Let $a_n$ be any sequence with partial limits 2008 and 2009. Suppose that for all nautuarl $n$
\[ |a_{n+1}-a_n|<\frac{1}{2}. \]
Prove that $a_n$ has at least three partial limits.
## Answer

Let $k_n$ and $u_n$ be monotonic increasing sequences of natural numbers, such that
\[ \begin{array}{l} \displaystyle \lim_{n\to\infty} a_{k_n} =2008 \\\\
\lim_{n\to\infty} a_{v_n}=2009. \end{array} \]
Denote
\[ \begin{array}{ll} A = \left\{n \; | \; |a_n-2008|<0.1 \right\} \\
B = \left\{n \; | \; |a_n-2009|<0.1 \right\}
\end{array} \]
Clearly, $\mathbb{N}-A$ is not finite, otherwise, using mathematical induction, one may conclude that up to finite amount of members
$A$ and the set of all natural numbers are equals. Hence, there exists infinite sequence of naturals, $t_n$ in $\mathbb{N}-A$, such that
$t_n-1\in A$ and $t_n\in \mathbb{N}-A$. According to the definition of limits $A$ and $B$ are infinite sets.
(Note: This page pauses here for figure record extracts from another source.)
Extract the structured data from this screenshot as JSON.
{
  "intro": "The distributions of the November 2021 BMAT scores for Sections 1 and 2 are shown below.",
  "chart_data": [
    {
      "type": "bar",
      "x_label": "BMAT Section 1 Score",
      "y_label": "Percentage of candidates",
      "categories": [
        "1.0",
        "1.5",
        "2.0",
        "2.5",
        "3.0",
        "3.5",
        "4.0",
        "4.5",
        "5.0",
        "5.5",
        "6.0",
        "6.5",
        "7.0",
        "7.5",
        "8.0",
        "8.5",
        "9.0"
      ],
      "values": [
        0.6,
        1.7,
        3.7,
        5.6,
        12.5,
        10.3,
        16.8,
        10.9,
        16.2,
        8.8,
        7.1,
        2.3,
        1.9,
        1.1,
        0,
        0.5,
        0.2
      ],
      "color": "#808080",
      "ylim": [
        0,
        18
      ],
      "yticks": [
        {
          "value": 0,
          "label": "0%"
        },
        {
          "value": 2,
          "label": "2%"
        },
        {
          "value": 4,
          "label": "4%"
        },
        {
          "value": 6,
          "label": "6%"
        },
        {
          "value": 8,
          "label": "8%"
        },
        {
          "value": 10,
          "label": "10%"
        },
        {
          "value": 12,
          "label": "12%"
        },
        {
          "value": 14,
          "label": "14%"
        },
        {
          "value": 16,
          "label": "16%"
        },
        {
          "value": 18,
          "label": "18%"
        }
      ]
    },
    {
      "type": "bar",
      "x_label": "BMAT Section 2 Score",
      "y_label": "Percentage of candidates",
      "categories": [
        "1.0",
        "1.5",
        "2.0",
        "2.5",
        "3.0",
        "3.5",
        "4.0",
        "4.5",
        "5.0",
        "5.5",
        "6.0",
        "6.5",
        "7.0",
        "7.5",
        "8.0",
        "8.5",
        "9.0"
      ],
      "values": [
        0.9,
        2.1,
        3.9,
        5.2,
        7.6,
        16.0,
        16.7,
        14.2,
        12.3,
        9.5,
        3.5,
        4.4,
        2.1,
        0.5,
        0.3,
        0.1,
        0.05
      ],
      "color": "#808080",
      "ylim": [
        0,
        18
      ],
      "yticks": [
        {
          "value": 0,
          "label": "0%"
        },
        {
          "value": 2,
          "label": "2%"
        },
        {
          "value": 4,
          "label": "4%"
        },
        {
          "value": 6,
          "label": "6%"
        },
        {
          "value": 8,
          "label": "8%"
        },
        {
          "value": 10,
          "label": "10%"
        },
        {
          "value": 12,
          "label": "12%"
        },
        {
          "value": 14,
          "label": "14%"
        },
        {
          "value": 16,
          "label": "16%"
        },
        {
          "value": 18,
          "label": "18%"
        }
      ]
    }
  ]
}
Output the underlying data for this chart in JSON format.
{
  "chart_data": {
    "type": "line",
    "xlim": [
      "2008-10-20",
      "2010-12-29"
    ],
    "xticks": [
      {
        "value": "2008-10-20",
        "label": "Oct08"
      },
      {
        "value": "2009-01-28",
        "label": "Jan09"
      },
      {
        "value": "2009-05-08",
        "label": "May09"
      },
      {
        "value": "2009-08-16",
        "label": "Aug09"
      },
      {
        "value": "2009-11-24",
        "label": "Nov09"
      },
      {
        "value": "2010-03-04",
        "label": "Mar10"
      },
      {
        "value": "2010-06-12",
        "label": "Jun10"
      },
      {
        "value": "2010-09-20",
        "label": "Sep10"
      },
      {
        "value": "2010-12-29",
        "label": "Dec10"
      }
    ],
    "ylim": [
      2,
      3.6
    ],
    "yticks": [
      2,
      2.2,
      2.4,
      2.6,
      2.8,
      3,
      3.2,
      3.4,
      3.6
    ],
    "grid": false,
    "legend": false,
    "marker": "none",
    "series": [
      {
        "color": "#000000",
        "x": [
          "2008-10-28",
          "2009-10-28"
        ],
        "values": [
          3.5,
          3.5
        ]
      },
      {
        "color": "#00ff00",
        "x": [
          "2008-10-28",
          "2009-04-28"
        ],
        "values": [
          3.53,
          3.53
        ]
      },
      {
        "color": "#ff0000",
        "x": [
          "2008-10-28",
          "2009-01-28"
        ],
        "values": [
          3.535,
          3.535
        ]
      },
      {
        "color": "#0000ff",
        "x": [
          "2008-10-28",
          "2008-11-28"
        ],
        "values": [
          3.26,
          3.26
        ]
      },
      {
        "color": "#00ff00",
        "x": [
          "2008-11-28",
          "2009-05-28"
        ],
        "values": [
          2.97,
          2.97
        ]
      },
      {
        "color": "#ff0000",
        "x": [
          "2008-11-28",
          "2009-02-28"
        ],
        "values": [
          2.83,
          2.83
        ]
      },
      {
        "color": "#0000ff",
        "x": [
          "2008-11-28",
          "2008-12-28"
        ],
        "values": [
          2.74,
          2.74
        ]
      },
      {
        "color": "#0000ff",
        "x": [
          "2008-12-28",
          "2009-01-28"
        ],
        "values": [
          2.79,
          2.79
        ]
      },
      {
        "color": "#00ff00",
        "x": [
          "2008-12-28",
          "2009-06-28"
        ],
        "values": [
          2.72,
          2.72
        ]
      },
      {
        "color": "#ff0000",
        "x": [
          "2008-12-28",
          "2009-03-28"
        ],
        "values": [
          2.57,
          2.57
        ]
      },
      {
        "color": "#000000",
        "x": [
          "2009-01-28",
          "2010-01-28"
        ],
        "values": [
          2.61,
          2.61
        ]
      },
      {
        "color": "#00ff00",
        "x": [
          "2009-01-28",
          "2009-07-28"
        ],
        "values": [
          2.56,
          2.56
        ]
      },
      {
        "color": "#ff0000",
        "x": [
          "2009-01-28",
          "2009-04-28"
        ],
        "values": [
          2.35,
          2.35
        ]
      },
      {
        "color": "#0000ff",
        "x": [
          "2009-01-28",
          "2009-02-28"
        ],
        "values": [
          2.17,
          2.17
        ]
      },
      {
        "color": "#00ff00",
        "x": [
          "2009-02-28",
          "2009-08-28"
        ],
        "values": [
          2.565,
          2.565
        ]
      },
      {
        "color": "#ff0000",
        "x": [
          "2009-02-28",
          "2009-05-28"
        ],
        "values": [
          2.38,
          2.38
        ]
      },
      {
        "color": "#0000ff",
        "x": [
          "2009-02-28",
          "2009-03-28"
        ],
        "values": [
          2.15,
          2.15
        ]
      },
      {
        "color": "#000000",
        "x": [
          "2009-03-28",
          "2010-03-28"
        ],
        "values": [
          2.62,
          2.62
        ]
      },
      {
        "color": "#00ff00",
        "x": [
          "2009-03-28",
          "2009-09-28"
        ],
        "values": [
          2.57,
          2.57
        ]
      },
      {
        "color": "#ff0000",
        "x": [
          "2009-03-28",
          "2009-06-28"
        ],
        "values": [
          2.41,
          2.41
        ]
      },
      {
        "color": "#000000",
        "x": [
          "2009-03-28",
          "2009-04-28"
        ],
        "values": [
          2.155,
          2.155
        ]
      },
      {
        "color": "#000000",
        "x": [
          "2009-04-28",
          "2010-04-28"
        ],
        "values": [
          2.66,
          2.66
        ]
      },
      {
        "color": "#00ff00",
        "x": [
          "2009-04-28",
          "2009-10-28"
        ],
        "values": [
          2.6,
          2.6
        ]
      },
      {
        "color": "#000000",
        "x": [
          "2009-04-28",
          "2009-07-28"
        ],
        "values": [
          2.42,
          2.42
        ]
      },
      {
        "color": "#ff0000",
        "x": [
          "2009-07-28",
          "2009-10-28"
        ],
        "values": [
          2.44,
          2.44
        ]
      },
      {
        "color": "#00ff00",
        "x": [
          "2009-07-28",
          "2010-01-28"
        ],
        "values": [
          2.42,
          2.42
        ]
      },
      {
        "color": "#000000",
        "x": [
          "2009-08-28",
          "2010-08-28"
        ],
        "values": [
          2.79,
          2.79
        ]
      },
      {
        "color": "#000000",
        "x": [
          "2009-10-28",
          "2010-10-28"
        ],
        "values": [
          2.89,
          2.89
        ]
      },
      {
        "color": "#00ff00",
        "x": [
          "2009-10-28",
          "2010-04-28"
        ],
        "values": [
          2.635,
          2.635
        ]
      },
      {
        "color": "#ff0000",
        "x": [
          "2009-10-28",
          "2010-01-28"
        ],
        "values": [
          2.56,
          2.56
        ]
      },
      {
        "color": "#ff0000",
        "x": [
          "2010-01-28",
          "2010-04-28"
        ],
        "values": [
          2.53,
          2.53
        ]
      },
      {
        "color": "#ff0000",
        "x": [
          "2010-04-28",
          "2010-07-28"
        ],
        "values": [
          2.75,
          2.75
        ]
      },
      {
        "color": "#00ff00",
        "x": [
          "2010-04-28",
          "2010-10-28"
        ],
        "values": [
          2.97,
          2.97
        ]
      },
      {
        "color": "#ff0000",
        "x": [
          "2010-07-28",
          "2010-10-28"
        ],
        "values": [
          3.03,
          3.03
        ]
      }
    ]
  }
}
Suppose there exist a natural number $n$ such that $t_n\in B$. Then,
\[ \begin{array}{l} |a_{t_n-1}-2008|<0.1 \\
|a_{t_n}-2009|<0.1.
\end{array} \]
According to the data in the question $|a_{t_n}-a_{t_n-1}|<\frac{1}{2}$. Applying the triangle inequality (on the last two inequality)
yields $0.5+0.1>|a_{t_n-1}-2009|$ and since $t_n-1\in A$ we get $0.1>|a_{t_n-1}-2008|$. Once again we can apply the triangle inequality to get
$0.5+0.2>1$, but this is false. Thus, $t_n\not\in B\cap A$, for any natural $n$. Since $t_n-1\in A$, for any natural $n$, we have
$|a_{t_n-1}-2008|<\frac{1}{10}$ which give us $|a_{t_n-1}|<2009$. From the data given in the question we get $|a_{t_n}-a_{t_n-1}|<\frac{1}{2}$ and
this give us $|a_{t_n}|<\frac{1}{2}+|a_{t_n-1}|<\frac{1}{2}+2009<2010$, hence the sequence $a_{t_n}$ is bounded. We now can use
the Bolzano-Weierstrass theorem to conclude that $A_{t_n}$ has a convergent subsequence $q_n$. Non of the members of $a_{t_n}$ is in $A\cap B$, therefor
all the members of $q_n$ is not in $A\cap B$. Thus, the value $\lim_{n\to \infty}q_n$ is not equal to 2008 or to 2009.